Albert Kunze (links) gab als Völkerkundler einen Blick auf die Jahrtausende Jahre alte Geschichte Syriens. Foto: Stopper

Mit Assad ist in Syrien ein blutrünstiges Regime gestürzt worden. In die Freude der Syrer im Refugio mischt sich aber längst Schmerz und Angst, wie am Montag deutlich wurde. Aber es gibt auch Hoffnung.

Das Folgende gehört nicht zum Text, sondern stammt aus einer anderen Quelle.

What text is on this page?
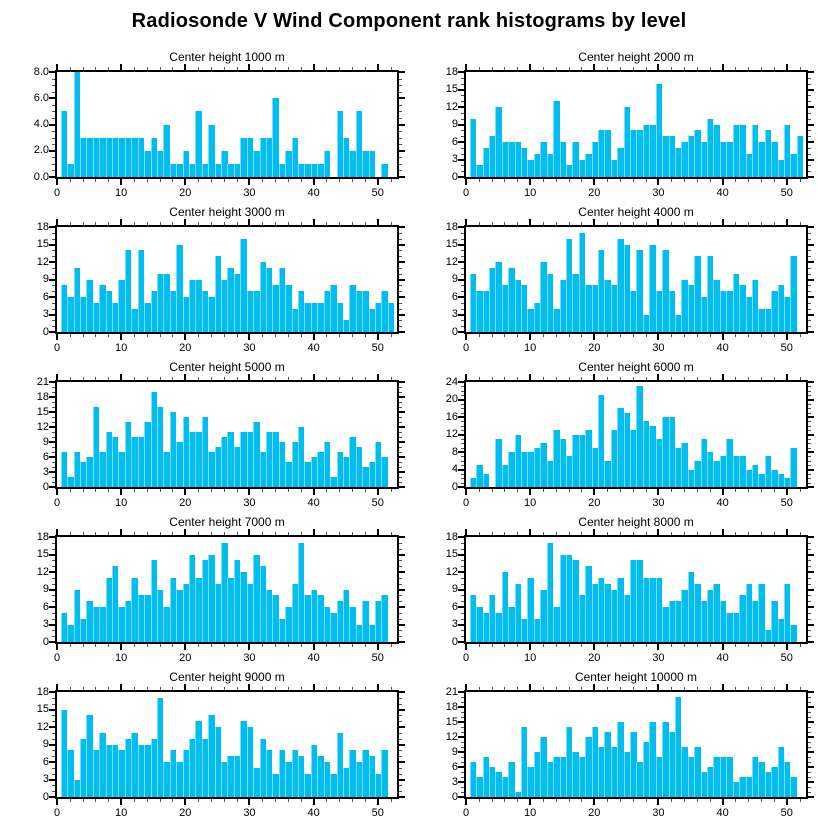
Radiosonde V Wind Component rank histograms by level
Center height 1000 m
0	10	20	30	40	50
0.0
2.0
4.0
6.0
8.0
Center height 2000 m
0	10	20	30	40	50
0
3
6
9
12
15
18
Center height 3000 m
0	10	20	30	40	50
0
3
6
9
12
15
18
Center height 4000 m
0	10	20	30	40	50
0
3
6
9
12
15
18
Center height 5000 m
0	10	20	30	40	50
0
3
6
9
12
15
18
21
Center height 6000 m
0	10	20	30	40	50
0
4
8
12
16
20
24
Center height 7000 m
0	10	20	30	40	50
0
3
6
9
12
15
18
Center height 8000 m
0	10	20	30	40	50
0
3
6
9
12
15
18
Center height 9000 m
0	10	20	30	40	50
0
3
6
9
12
15
18
Center height 10000 m
0	10	20	30	40	50
0
3
6
9
12
15
18
21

Informationen über die Lage in Syrien direkt von Betroffenen, das stand am Montag im Refugio auf dem Programm. Es kamen dann aber nur sechs davon. „Einige der Bewohner hier haben gestern erfahren, dass ihre Angehörigen tot sind, im Gefängnis gestorben“, erklärte Almut Petersen, die Leiterin des Hechinger Refugio, warum die jungen Männer lieber in ihren Zimmern blieben.

 

Beklemmende Momente, auch jener, als ein Nachrichtenfilm über die Zustände in einem Gefängnis gezeigt wurde. „Das ist das Gefängnis, in dem ich eingesperrt wurde“, schrieb dazu einer der Männer, der an diesem Abend anwesend war. Das ist dann doch etwas anderes, als solche Berichte nur in den Medien mitzubekommen.

Die Nachrichten sind aktuell voll von Schilderungen der unfassbaren Brutalität des nun gestürzten Assad-Regimes, aber auch von der großen Unsicherheit, wie es in Syrien nun weitergeht. Der Informationsabend im Refugio aber schaffte es dennoch, hier neue Aspekte zu vermitteln.

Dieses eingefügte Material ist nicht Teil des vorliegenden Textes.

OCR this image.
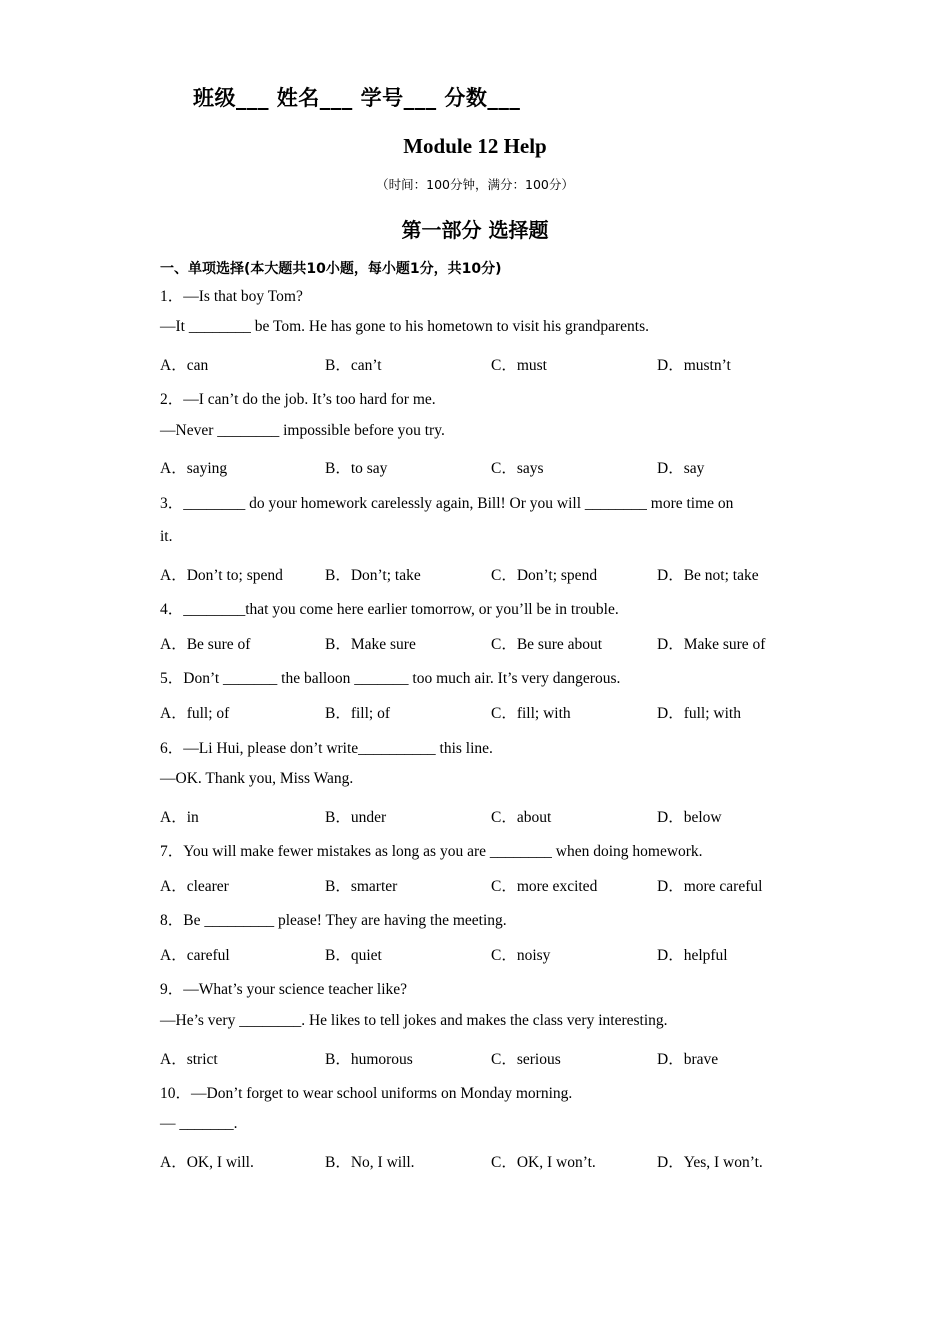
班级___ 姓名___ 学号___ 分数___
Module 12 Help
（时间：100分钟，满分：100分）
第一部分 选择题
一、单项选择(本大题共10小题，每小题1分，共10分)
1．—Is that boy Tom?
—It ________ be Tom. He has gone to his hometown to visit his grandparents.
A．can	B．can’t	C．must	D．mustn’t
2．—I can’t do the job. It’s too hard for me.
—Never ________ impossible before you try.
A．saying	B．to say	C．says	D．say
3．________ do your homework carelessly again, Bill! Or you will ________ more time on
it.
A．Don’t to; spend	B．Don’t; take	C．Don’t; spend	D．Be not; take
4．________that you come here earlier tomorrow, or you’ll be in trouble.
A．Be sure of	B．Make sure	C．Be sure about	D．Make sure of
5．Don’t _______ the balloon _______ too much air. It’s very dangerous.
A．full; of	B．fill; of	C．fill; with	D．full; with
6．—Li Hui, please don’t write__________ this line.
—OK. Thank you, Miss Wang.
A．in	B．under	C．about	D．below
7．You will make fewer mistakes as long as you are ________ when doing homework.
A．clearer	B．smarter	C．more excited	D．more careful
8．Be _________ please! They are having the meeting.
A．careful	B．quiet	C．noisy	D．helpful
9．—What’s your science teacher like?
—He’s very ________. He likes to tell jokes and makes the class very interesting.
A．strict	B．humorous	C．serious	D．brave
10．—Don’t forget to wear school uniforms on Monday morning.
— _______.
A．OK, I will.	B．No, I will.	C．OK, I won’t.	D．Yes, I won’t.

Blick auf Situation unfassbarer Brutalität

Das fing schon mit dem Bericht an, in dem der Völkerkundler Albert Kunze zum Einstieg einen sehr weiten historischen Bogen schlug. Das heutige Syrien war vor Tausenden von Jahren eine jener Regionen, in denen zum ersten Mal in der Menschheitsgeschichte Städte Schrift und Kultur entstanden, berichtete er. Syrien ist mehr als eine Stätte fortgesetzten Bürgerkriegs, machte er damit deutlich.

Und das heutige Syrien? Im Lauf jahrzehntelanger Bürgerkriege und brutaler Unterdrückung sind etwa 20 Millionen Einwohner dieses Landes geflüchtet. Die meisten übrigens nicht nach Nordeuropa sondern in angrenzende Länder, in denen oft auch große Armut herrscht und die mit dieser Situation weitaus mehr überlastet sind als Deutschland, machte Kunze deutlich.

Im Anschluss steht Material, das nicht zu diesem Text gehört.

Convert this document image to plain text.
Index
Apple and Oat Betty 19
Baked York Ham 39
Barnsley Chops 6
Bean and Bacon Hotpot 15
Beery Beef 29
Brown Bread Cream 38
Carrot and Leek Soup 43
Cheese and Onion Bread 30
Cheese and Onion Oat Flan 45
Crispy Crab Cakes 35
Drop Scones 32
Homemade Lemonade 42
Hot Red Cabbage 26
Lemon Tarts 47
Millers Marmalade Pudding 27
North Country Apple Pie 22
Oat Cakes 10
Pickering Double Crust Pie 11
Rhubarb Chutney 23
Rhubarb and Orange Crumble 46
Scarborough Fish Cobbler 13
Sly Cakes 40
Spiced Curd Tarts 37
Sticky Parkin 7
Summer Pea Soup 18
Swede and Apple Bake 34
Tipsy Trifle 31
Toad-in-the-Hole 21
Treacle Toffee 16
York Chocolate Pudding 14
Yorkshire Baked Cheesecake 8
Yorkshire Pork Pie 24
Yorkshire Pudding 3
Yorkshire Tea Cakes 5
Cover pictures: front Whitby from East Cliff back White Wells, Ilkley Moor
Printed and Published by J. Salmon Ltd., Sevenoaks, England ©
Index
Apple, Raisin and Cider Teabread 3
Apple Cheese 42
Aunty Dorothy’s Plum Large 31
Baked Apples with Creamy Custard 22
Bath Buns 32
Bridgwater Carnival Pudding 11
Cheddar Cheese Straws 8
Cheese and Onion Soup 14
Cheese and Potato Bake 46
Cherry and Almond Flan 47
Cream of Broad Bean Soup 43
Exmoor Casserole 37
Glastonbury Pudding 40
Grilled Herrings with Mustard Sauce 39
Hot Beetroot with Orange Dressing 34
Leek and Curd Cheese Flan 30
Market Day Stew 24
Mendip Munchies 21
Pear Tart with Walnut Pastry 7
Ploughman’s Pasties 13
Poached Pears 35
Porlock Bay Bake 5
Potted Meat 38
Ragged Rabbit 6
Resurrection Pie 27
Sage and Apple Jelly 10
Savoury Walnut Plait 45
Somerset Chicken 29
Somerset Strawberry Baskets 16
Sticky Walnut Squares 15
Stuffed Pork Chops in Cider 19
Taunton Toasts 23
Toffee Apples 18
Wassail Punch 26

Viele Verwandte der Geflüchteten sind gestorben

Können die nach Deutschland geflüchteten Syrer also bald in ihre Heimat zurückkehren? Ziemlich skeptisch sieht das die Gruppe Syrer, die als Geflüchtete im Refugio Zuflucht gefunden hat, das wurde in den Texten deutlich, die sie an diesem Abend vorlasen und die anschließend übersetzt wurden.

Demnach sind ganze Familienstrukturen zerstört, Eltern und Geschwister gestorben. Es fehlt damit ein wichtiger Anknüpfungspunkt, in Syrien überhaupt wieder Fuß fassen zu können. Dazu die wirtschaftliche Lage, die schon vor dem Assad-Sturz desaströs war. Er habe ein völlig zerstörtes Land verlassen, in dem nichts mehr funktioniert habe.

Angst vor neuen Kämpfen in Syrien

Wiederaufbau? Darauf habe man keine Hoffnung mehr. „In Syrien weiß man nicht wie man leben kann und wie man sterben wird“, zitierte einer ein häufiges Sprichwort in seinem Land.

Einhellig haben alle Syrer im Refugio große Angst, dass bald neue Kämpfe in ihrem Land aufflammen. Es gibt noch Gebiete, wo der IS herrscht, die Kurden-Frage ist ungelöst, die Türkei verfolgt eigene Interessen. Was wird außerdem mit den Christen und den Angehörigen anderer Minderheiten in einem Land, das nur wieder durch ein islamistisches System dominiert sein wird?

Syrier im Refugio: „Wir sind Brüder“

Ein tröstender Aspekt an diesem Montagabend im Refugio: Auch wenn unter den Syrern hier Kurden, Muslime und andere Gruppen eng zusammenleben, kommen sie friedlich miteinander aus. „Wir sind alle Brüder“, erklärte einer der syrischen Bewohner. Es wäre schön, wenn das künftig alle Syrer voneinander sagen könnten.